Curious to see sql-jobber here. I'm the author, if you have any questions.

> though it's probably not the first one would think of

Yep. The model makes sense when you have large databases (for us, it's hundreds of billions of rows in multi-DB Postgres instances) that have to directly serve complex read queries to millions of users pulling reports.

1) When you have users who access arbitrary reports over and over (for us, financial reports that don't change during the day), doing a simple `select *` from the cached report tables per user, where they can be thrown away at any time based on a TTL or other conditions, can be way faster and cheaper than creating and maintaining read replicas of slow-ish multi-TB databases to directly serve large volumes of concurrent queries.

2) Easy traffic control and queuing when you have large volumes of read requests coming through. This can be beneficial to large DBs serving reports to users irrespective of the kind of reports. In addition, when there is big, unexpected surge in user traffic, the reads just get queued and users just have to wait for longer to see the results, but the big databases never get overloaded.

hardwaresofton

> Curious to see sql-jobber here. I'm the author, if you have any questions.

Well it's good software! I was thoroughly impressed with a lot of the stuff you all have put out -- Listmonk was an immediate thought of something that could be better for my mailing list solution (I currently use Mailtrain). Listmonk is so good it feels like I could run a aaS off of it alone.

> Yep. The model makes sense when you have large databases (for us, it's hundreds of billions of rows in multi-DB Postgres instances) that have to directly serve complex read queries to millions of users pulling reports.

Yeah this was interesting to read about! Have you all seen the Incremental View Maintenance[0] feature that's currently being worked on? I'm not sure that it's actually better than what you have now, as it feels like it would increase load more and if what's working for you is working well there's no reason to change.

> 2) Easy traffic control and queuing when you have large volumes of read requests coming through. This can be beneficial to large DBs serving reports to users irrespective of the kind of reports. In addition, when there is big, unexpected surge in user traffic, the reads just get queued and users just have to wait for longer to see the results, but the big databases never get overloaded.

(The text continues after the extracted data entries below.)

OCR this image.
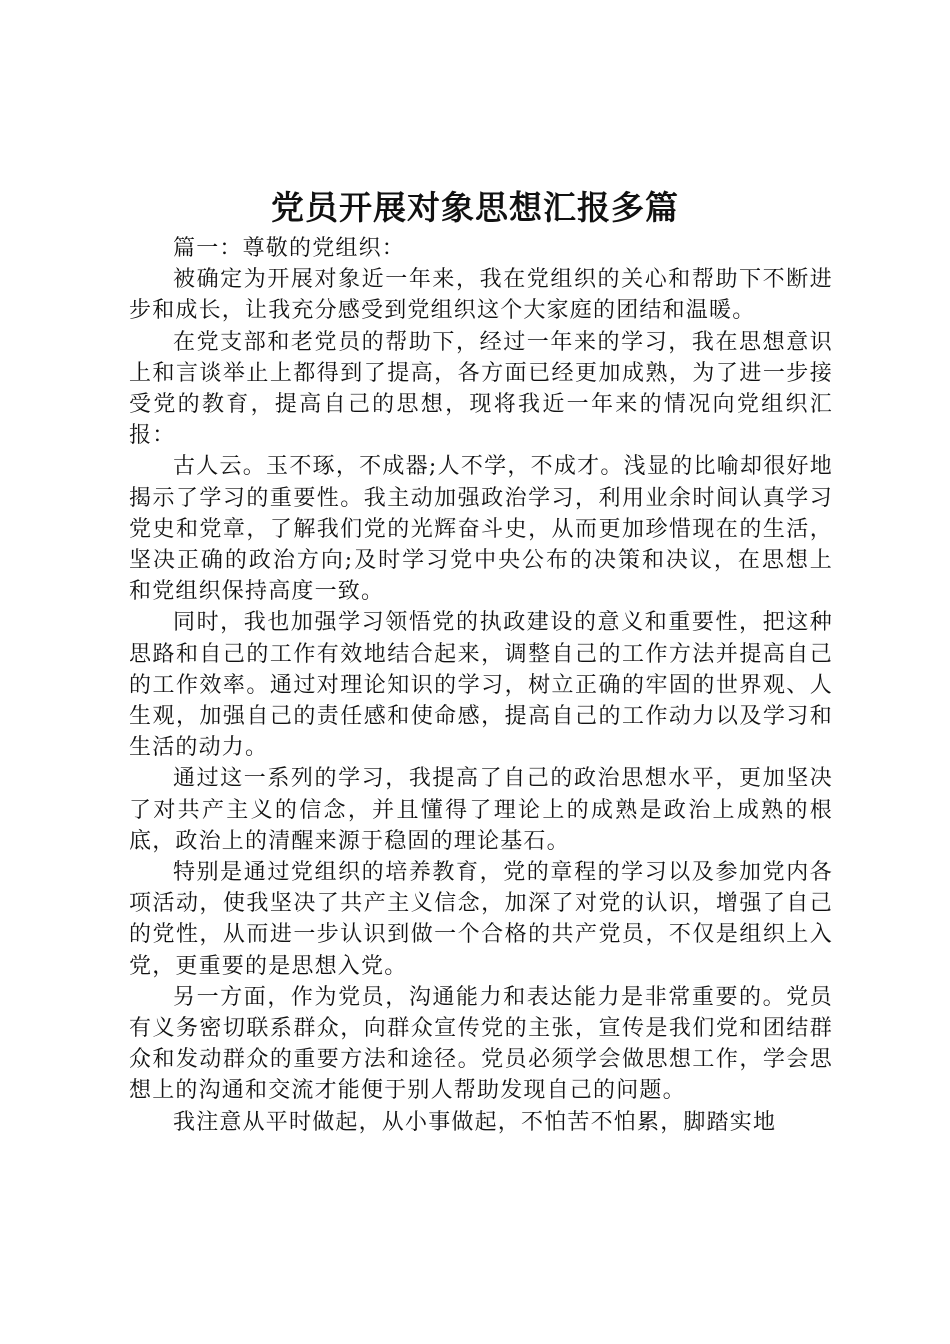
党员开展对象思想汇报多篇

篇一：尊敬的党组织：

被确定为开展对象近一年来，我在党组织的关心和帮助下不断进步和成长，让我充分感受到党组织这个大家庭的团结和温暖。

在党支部和老党员的帮助下，经过一年来的学习，我在思想意识上和言谈举止上都得到了提高，各方面已经更加成熟，为了进一步接受党的教育，提高自己的思想，现将我近一年来的情况向党组织汇报：

古人云。玉不琢，不成器;人不学，不成才。浅显的比喻却很好地揭示了学习的重要性。我主动加强政治学习，利用业余时间认真学习党史和党章，了解我们党的光辉奋斗史，从而更加珍惜现在的生活，坚决正确的政治方向;及时学习党中央公布的决策和决议，在思想上和党组织保持高度一致。

同时，我也加强学习领悟党的执政建设的意义和重要性，把这种思路和自己的工作有效地结合起来，调整自己的工作方法并提高自己的工作效率。通过对理论知识的学习，树立正确的牢固的世界观、人生观，加强自己的责任感和使命感，提高自己的工作动力以及学习和生活的动力。

通过这一系列的学习，我提高了自己的政治思想水平，更加坚决了对共产主义的信念，并且懂得了理论上的成熟是政治上成熟的根底，政治上的清醒来源于稳固的理论基石。

特别是通过党组织的培养教育，党的章程的学习以及参加党内各项活动，使我坚决了共产主义信念，加深了对党的认识，增强了自己的党性，从而进一步认识到做一个合格的共产党员，不仅是组织上入党，更重要的是思想入党。

另一方面，作为党员，沟通能力和表达能力是非常重要的。党员有义务密切联系群众，向群众宣传党的主张，宣传是我们党和团结群众和发动群众的重要方法和途径。党员必须学会做思想工作，学会思想上的沟通和交流才能便于别人帮助发现自己的问题。

我注意从平时做起，从小事做起，不怕苦不怕累，脚踏实地
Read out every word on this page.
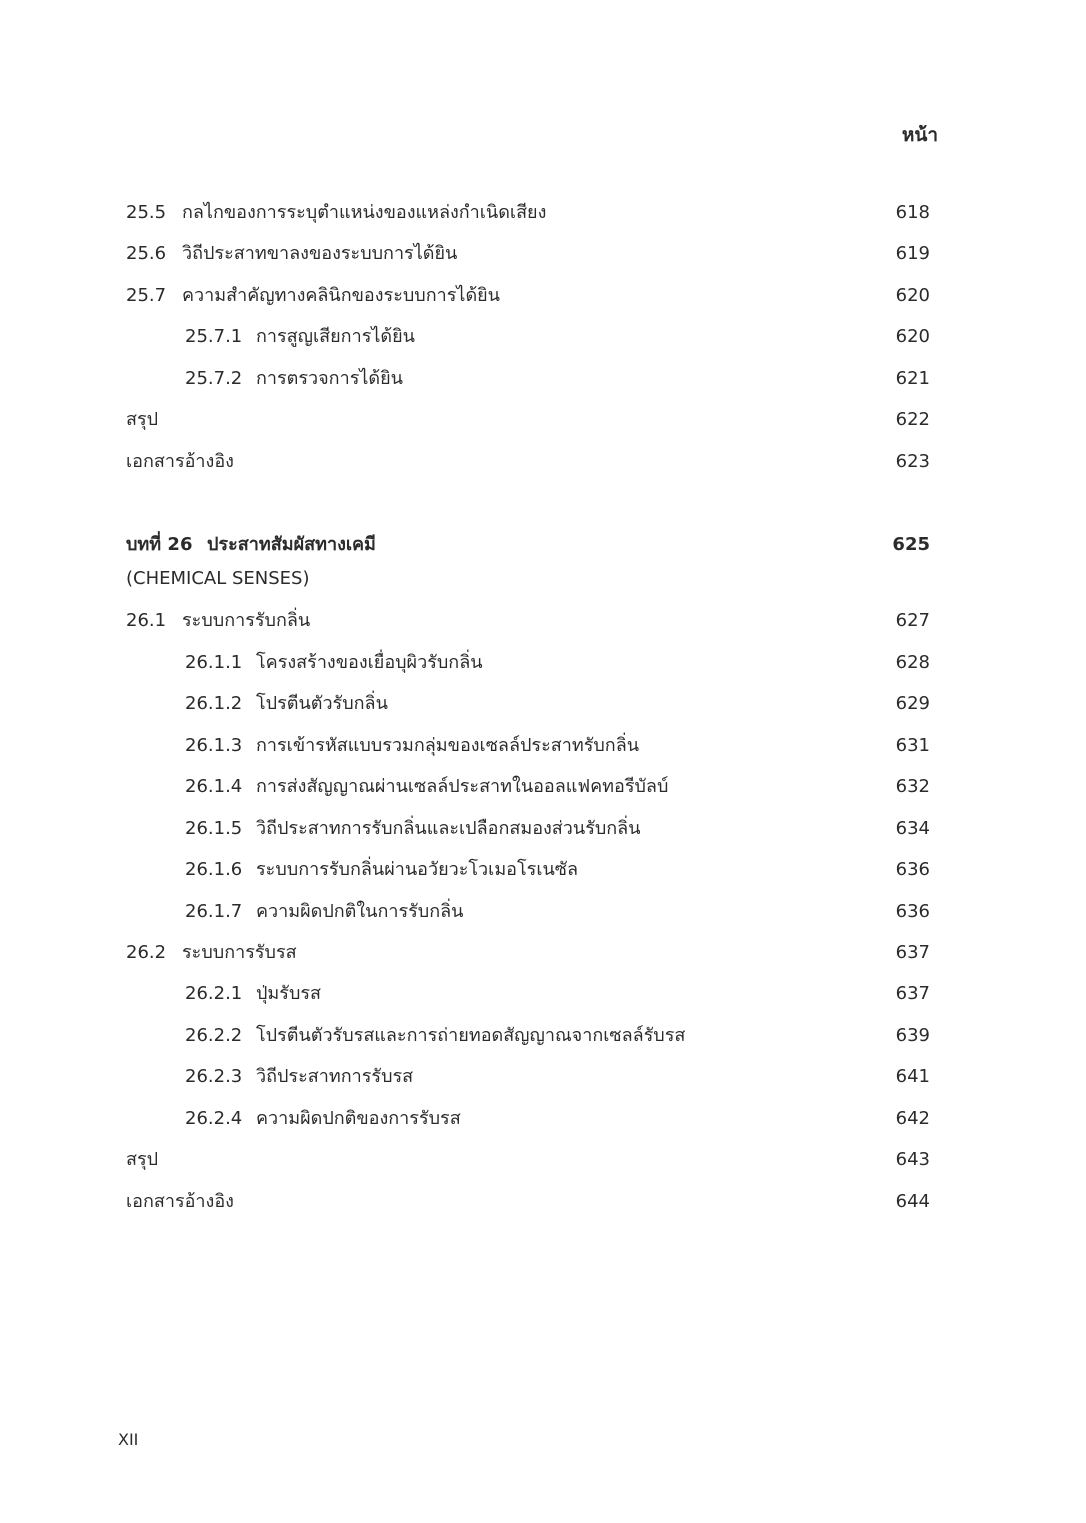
หน้า
25.5 กลไกของการระบุตำแหน่งของแหล่งกำเนิดเสียง	618
25.6 วิถีประสาทขาลงของระบบการได้ยิน	619
25.7 ความสำคัญทางคลินิกของระบบการได้ยิน	620
25.7.1 การสูญเสียการได้ยิน	620
25.7.2 การตรวจการได้ยิน	621
สรุป	622
เอกสารอ้างอิง	623
บทที่ 26 ประสาทสัมผัสทางเคมี	625
(CHEMICAL SENSES)
26.1 ระบบการรับกลิ่น	627
26.1.1 โครงสร้างของเยื่อบุผิวรับกลิ่น	628
26.1.2 โปรตีนตัวรับกลิ่น	629
26.1.3 การเข้ารหัสแบบรวมกลุ่มของเซลล์ประสาทรับกลิ่น	631
26.1.4 การส่งสัญญาณผ่านเซลล์ประสาทในออลแฟคทอรีบัลบ์	632
26.1.5 วิถีประสาทการรับกลิ่นและเปลือกสมองส่วนรับกลิ่น	634
26.1.6 ระบบการรับกลิ่นผ่านอวัยวะโวเมอโรเนซัล	636
26.1.7 ความผิดปกติในการรับกลิ่น	636
26.2 ระบบการรับรส	637
26.2.1 ปุ่มรับรส	637
26.2.2 โปรตีนตัวรับรสและการถ่ายทอดสัญญาณจากเซลล์รับรส	639
26.2.3 วิถีประสาทการรับรส	641
26.2.4 ความผิดปกติของการรับรส	642
สรุป	643
เอกสารอ้างอิง	644
XII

This is a huge benefit, and what I picked up on that I hadn't seen much before -- having people running reports wait is so much better than having the DB go down, and I don't think I'd seen what you all figured out suggested as much. People are kind of doing what you're doing with the general idea of a data warehouse or a data lake, but this seems like a step before that level of complication and is pretty accessible to administrators/users (no one has to spend a few days figuring out what a data warehouse is, etc).

[0]: https://github.com/sraoss/pgsql-ivm